L’Etat-providence : une parenthèse de l’Histoire ?

Alors que les effets de la crise, loin d’être derrière nous,  se prolongent (comme nous l’avions laissé prévoir ici même depuis trois ans), nous sommes assaillis de statistiques sur la montée du nombre de chômeurs, de travailleurs et retraités pauvres, de précaires qui, s’ajoutant aux bataillons croissants des sans-abris et autres « exclus », des deux côtés de l’Atlantique, et – nouveauté – même au Japon, donnent l’irrépressible sentiment, mais aussi le spectacle visible, d’une pauvreté de masse dans les économies réputées développées.

Cela ne vous rappelle rien ?

Au mieux, si l’on ose dire, cela paraît rappeler les caractéristiques habituellement réservées aux pays dits sous-développés ou en voie développement. Au pire, un « remake » des années-30, là encore des deux côtés de l’Atlantique, avec ses cohortes de chômeurs et de pauvres, ses soupes populaires (devenues « Restaurants du cœur » en France contemporaine) et ses « raisins de la colère » – et les suites tragiques que chacun garde en tête…

Et si l’on reparlait de tendance à la « tiers-mondisation », mais pour le monde occidental industrialisé cette fois ? L’histoire à rebours en quelque sorte …

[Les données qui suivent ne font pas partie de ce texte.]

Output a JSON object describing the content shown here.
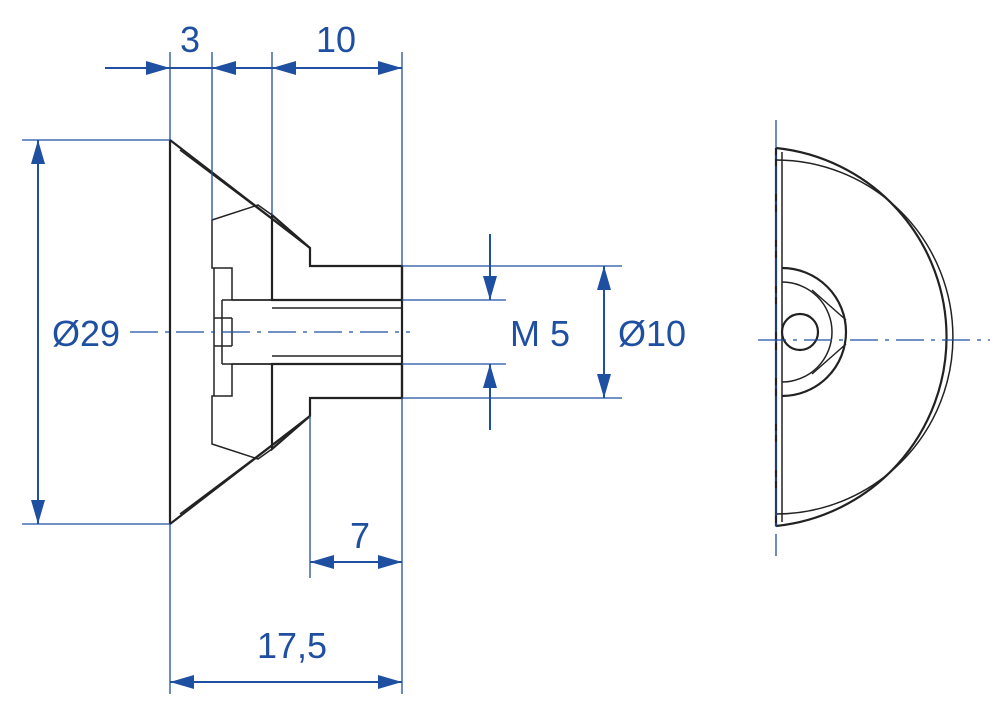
{
  "dimensions": {
    "flange_thickness": "3",
    "thread_length": "10",
    "outer_diameter": "Ø29",
    "thread": "M 5",
    "shank_diameter": "Ø10",
    "shank_length": "7",
    "overall_length": "17,5"
  },
  "colors": {
    "dimension": "#1f4fa0",
    "outline": "#222222",
    "background": "#ffffff"
  }
}
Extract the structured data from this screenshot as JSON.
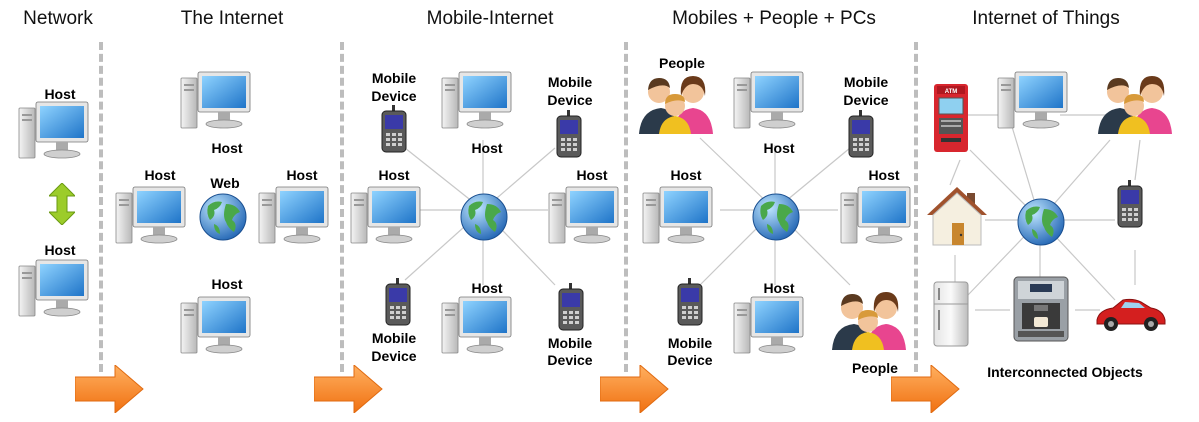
{
  "panels": [
    {
      "title": "Network",
      "labels": [
        "Host",
        "Host"
      ]
    },
    {
      "title": "The Internet",
      "labels": [
        "Host",
        "Host",
        "Web",
        "Host",
        "Host"
      ]
    },
    {
      "title": "Mobile-Internet",
      "labels": [
        "Mobile",
        "Device",
        "Mobile",
        "Device",
        "Host",
        "Host",
        "Host",
        "Mobile",
        "Device",
        "Mobile",
        "Device",
        "Host"
      ]
    },
    {
      "title": "Mobiles + People + PCs",
      "labels": [
        "People",
        "Mobile",
        "Device",
        "Host",
        "Host",
        "Host",
        "Host",
        "Mobile",
        "Device",
        "People"
      ]
    },
    {
      "title": "Internet of Things",
      "labels": [
        "Interconnected Objects"
      ]
    }
  ],
  "colors": {
    "arrow": "#f5841f",
    "updown_arrow": "#9ccc2a",
    "divider": "#bdbdbd",
    "screen": "#2e8fd9",
    "link_line": "#c8c8c8"
  },
  "icons": [
    "computer-icon",
    "globe-icon",
    "mobile-phone-icon",
    "people-icon",
    "atm-icon",
    "house-icon",
    "fridge-icon",
    "coffee-machine-icon",
    "car-icon",
    "arrow-icon"
  ]
}
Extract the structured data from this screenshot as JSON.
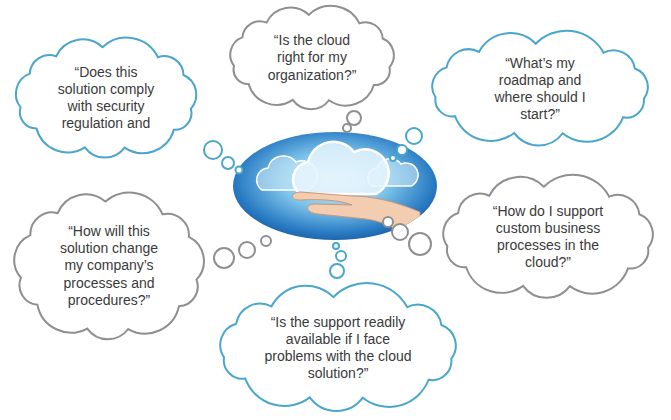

Oui mais, dira-t-on, le contexte est bien différent, compte tenu de la protection sociale dont bénéficient ceux qui en ont le plus besoin, sous tant de formes inconnues des années-30 et des pays pauvres, indemnités de chômage, assurance maladie, aide au logement etc. Voire. Car dans le même temps, n’assiste-t-on pas aussi, sous le poids de l’endettement et des déficits public désormais jugés insupportables, à des plans de rigueur, d’austérité et autres plans d’ajustement, certes à doses et  rythmes très  divers selon les pays inégalement endettés, mais qui se font sentir dans presque toutes les nations occidentales, du Portugal à l’Irlande, de la Grèce au Royaume Uni en passant par l’Italie et la France, et en débat, en perspective, jusqu’aux Etats-Unis où plus de 40 millions de personnes vivent en-dessous du seuil de pauvreté, avec partout les même signes : des aides sociales plus faibles et plus rares, voire supprimées, de la dégressivité des indemnités de chômage au déremboursement des médicaments et à la fin de la gratuité de nombreuses prestations.

Ainsi ce que l’on avait coutume d’appeler, pour caractériser les années d’après-guerre, dans la dynamique d’un progrès économique et social rapide et, espérait-on, désormais permanent, les Trente Glorieuses et l’Etat-providence, qui étaient en fait ancrés dans un contexte historique bien particulier et très favorable à l’enrichissement des classes moyennes et populaires – reconstruction, plan Marshall, paix entre grands pays sous le « parapluie » nucléaire et rivalité est/ouest c.-à-d. communisme versus capitalisme poussant ce dernier à un partage des « fruits de la croissance » dans les économies occidentales – tout cela pourrait bien, dans le contexte d’une globalisation des échanges qui met en concurrence tous les pays, toutes les entreprises, tous les travailleurs, et qui se conjugue socialement avec un individualisme grandissant, n’apparaître, rétrospectivement, que comme une parenthèse de l’histoire moderne, une exception…

Jusqu’à, peut-être, un nouveau grand « mouvement de balancier », choisi ou subi, qui pour les uns, prendrait la forme d’un vrai fédéralisme européen et d’une vraie gouvernance mondiale, pour les autres, au contraire, celle d’une « démondialisation » assortie d’un recentrage par régionalisation plus poussée – Europe, Asie etc – et du retour à une certaine forme de protectionnisme … En espérant que, politiquement, les populations appauvries et déclassées des pays riches, face à l’impuissance ressentie des dirigeants démocratiquement élus, à la désocialisation et la démutualisation engendrées par la fin de l’Etat-providence et donc du « vivre ensemble »,  ne confieront pas leur sort  – comme dans les années-30…  – à des « hommes providentiels » et à des régimes autoritaires, car les mêmes causes produisent en général les mêmes effets, l’Histoire, si elle ne se répète pas, peut « bégayer », et la mémoire des hommes est hélas souvent … oublieuse.